O pop e a arte
"Artpop", de Lady Gaga: vendeu pouco porque é arte, ou é arte porque vendeu pouco?
Desde que Andy Warhol proclamou a era em que todos teriam 15 minutos de fama, a discussão sobre o que pode ser considerado arte só ficou mais confusa.
Digo isso baseado numa conversa com amigos em que esse debate, a certo ponto, ficou acalorado. Falávamos de Pablo Vittar, cantora drag queen brasileira, e a visibilidade que a artista vem alcançando na grande mídia (e não só em nichos específicos, como as boates GLS).
Se você já viu algum clipe de Pablo, vai concordar que a produção é caprichada, nível mainstream. As músicas do disco "Vai passar mal" (sucesso em streamings) remetem à MPB, ao funk, ao pop e ao eletrônico. Algumas faixas ganharam o toque de Diplo, um dos DJs mais famosos do mundo.
A voz é discutível. Mas é absolutamente louvável que uma drag esteja provocando o debate e, principalmente, fazendo seu ninho na imensa e democrática árvore da música. A recente parceria de Pablo com Anitta é apenas mais um indício.
A drag teve a faixa mais tocada no Carnaval do Nordeste ("Todo Dia") e começa agora a quebrar barreiras nas emissoras de rádio e TV voltadas ao grande público. Afinal, o que é pop e o que é arte nessa história?
Meus amigos não curtiram Pablo Vittar. Uma querida chegou a afirmar que esse sucesso todo faz parte de uma conspiração para emburrecer o público que consome música, a fim de que tenhamos uma geração ainda mais apática cultural e politicamente. Hummm...não sei.
No universo da música pop, é pouco provável que exista uma entidade, ou um governo, ou seja lá o que for, comandando um projeto ultrassecreto de emburrecimento em massa. O que temos é a famosa cultura massificadora, cujo alvo é mesmo o comércio, em distintos patamares.
No universo da música pop, é pouco provável que exista uma entidade, ou um governo, ou seja lá o que for, comandando um projeto ultrassecreto de emburrecimento em massa. O que temos é a famosa cultura massificadora, cujo alvo é mesmo o comércio, em distintos patamares.
Quando a ênfase é no desempenho comercial, a arte fica no prejuízo, é verdade. Mas não se apaga totalmente. Exemplo disso são os grandes artistas nacionais e internacionais, de Marisa Monte a Michael Jackson, detentores de vendas vultosas e, ao mesmo tempo, de trabalhos louváveis.
A drag Pablo Vittar em "K.O.", recordista de views na internet.
Por muito tempo, acreditou-se que a arte só poderia ligar-se ao sublime, ao lírico, a uma espécie de luxo cultural, avesso ao popular, uma ideia que, aos poucos, vai sendo desconstruída.

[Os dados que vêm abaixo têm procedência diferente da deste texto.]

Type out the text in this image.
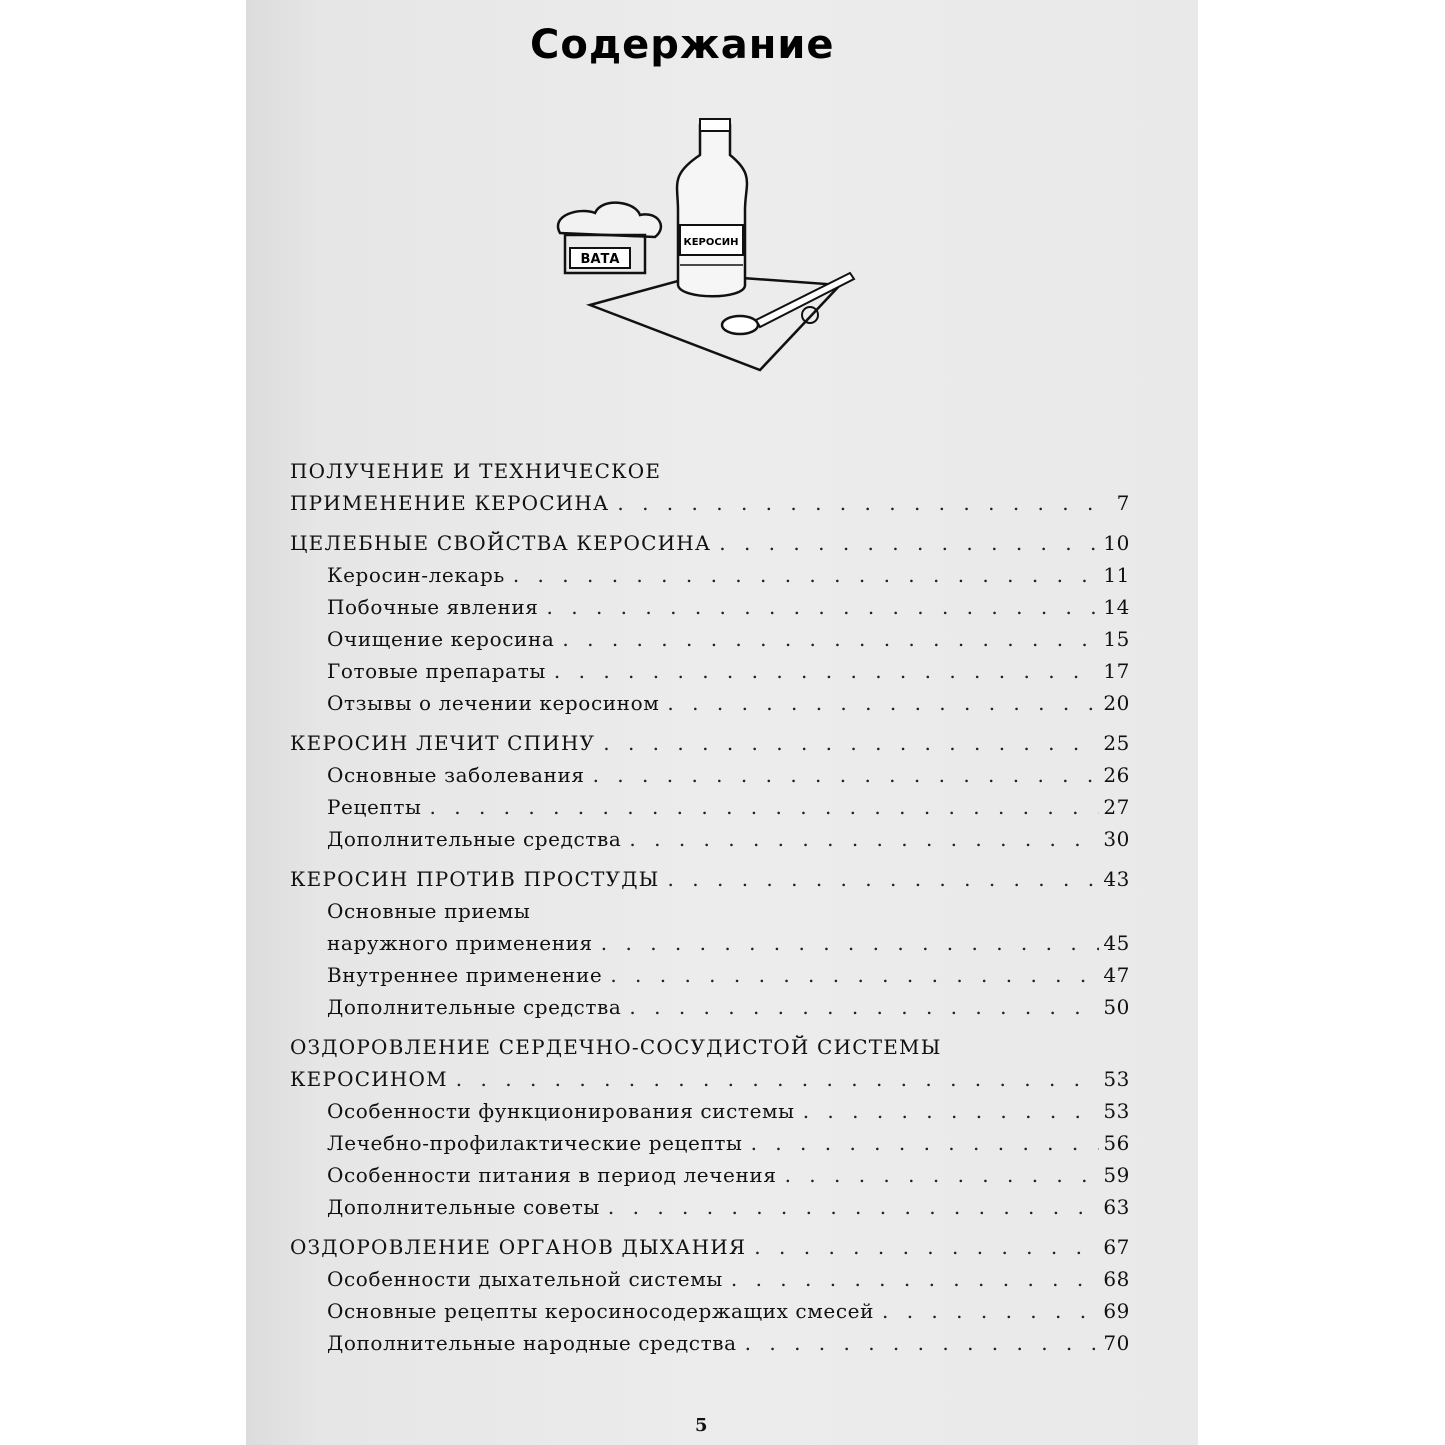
Содержание
ВАТА
КЕРОСИН
ПОЛУЧЕНИЕ И ТЕХНИЧЕСКОЕ
ПРИМЕНЕНИЕ КЕРОСИНА . . .	7
ЦЕЛЕБНЫЕ СВОЙСТВА КЕРОСИНА . . .	10
Керосин-лекарь . . .	11
Побочные явления . . .	14
Очищение керосина . . .	15
Готовые препараты . . .	17
Отзывы о лечении керосином . . .	20
КЕРОСИН ЛЕЧИТ СПИНУ . . .	25
Основные заболевания . . .	26
Рецепты . . .	27
Дополнительные средства . . .	30
КЕРОСИН ПРОТИВ ПРОСТУДЫ . . .	43
Основные приемы
наружного применения . . .	45
Внутреннее применение . . .	47
Дополнительные средства . . .	50
ОЗДОРОВЛЕНИЕ СЕРДЕЧНО-СОСУДИСТОЙ СИСТЕМЫ
КЕРОСИНОМ . . .	53
Особенности функционирования системы . . .	53
Лечебно-профилактические рецепты . . .	56
Особенности питания в период лечения . . .	59
Дополнительные советы . . .	63
ОЗДОРОВЛЕНИЕ ОРГАНОВ ДЫХАНИЯ . . .	67
Особенности дыхательной системы . . .	68
Основные рецепты керосиносодержащих смесей . . .	69
Дополнительные народные средства . . .	70
5
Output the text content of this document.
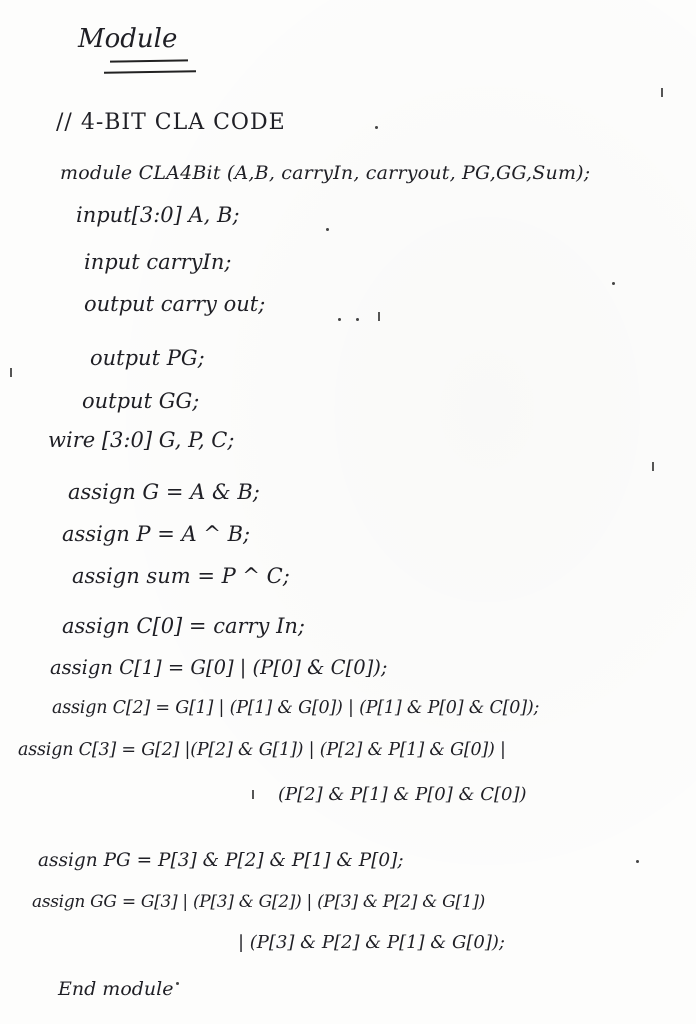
Module
// 4-BIT CLA CODE
module CLA4Bit (A,B, carryIn, carryout, PG,GG,Sum);
input[3:0] A, B;
input carryIn;
output carry out;
output PG;
output GG;
wire [3:0] G, P, C;
assign G = A & B;
assign P = A ^ B;
assign sum = P ^ C;
assign C[0] = carry In;
assign C[1] = G[0] | (P[0] & C[0]);
assign C[2] = G[1] | (P[1] & G[0]) | (P[1] & P[0] & C[0]);
assign C[3] = G[2] |(P[2] & G[1]) | (P[2] & P[1] & G[0]) |
(P[2] & P[1] & P[0] & C[0])
assign PG = P[3] & P[2] & P[1] & P[0];
assign GG = G[3] | (P[3] & G[2]) | (P[3] & P[2] & G[1])
| (P[3] & P[2] & P[1] & G[0]);
End module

Se partirmos do princípio de que arte é tudo aquilo que permanece e provoca reflexão (e nada mais), então ficaremos presos aos quadros, pinturas, instalações e esculturas das grandes e pomposas exposições. Por outro lado, se entendermos que da natureza da arte também floresce o entretenimento, o mundo ganha novos tons e possibilidades.
Não precisamos gostar de tudo. Nem negar o óbvio. É claro que nem toda arte entretém, e vice-versa. Há, por vezes, uma linha tênue entre ambos. Pode haver, num só pacote, mais arte e menos diversão. Ou mais diversão e menos arte.
Prefiro considerar um show de Ariana Grande (ou da nem tão pop Tove Lo) uma espécie de simbiose composta pelos interesses da indústria e a arte de entreter. Recuso-me, assim, a desmerecer a arte implícita no canto, nos movimentos, nos figurinos e na própria iluminação que ajuda a incendiar as sensações.
Voltando a Pablo Vittar, não comprei o disco, não ponho pra tocar em casa, mas, vez por outra, gosto de admirar os vídeos e a classe com que essa drag queen consegue se expressar nesse mundo ainda tão opressor das minorias e atrapalhado quanto aos gêneros.
Ouso dizer que a drag, por si só, incorpora na sua apresentação uma qualidade artística primordial, aquela que favorece, de uma forma mais ou menos cultural, a mudança, a transformação.
Ouso dizer que a drag, por si só, incorpora na sua apresentação uma qualidade artística primordial, aquela que favorece, de uma forma mais ou menos cultural, a mudança, a transformação.
Não por acaso, Lady Gaga (que é quase uma drag, vai) deu o nome de "Artpop" a um de seus discos. Vendeu pouco, é verdade. Porque é arte. Mas vendeu. Porque é pop. É bem por aí.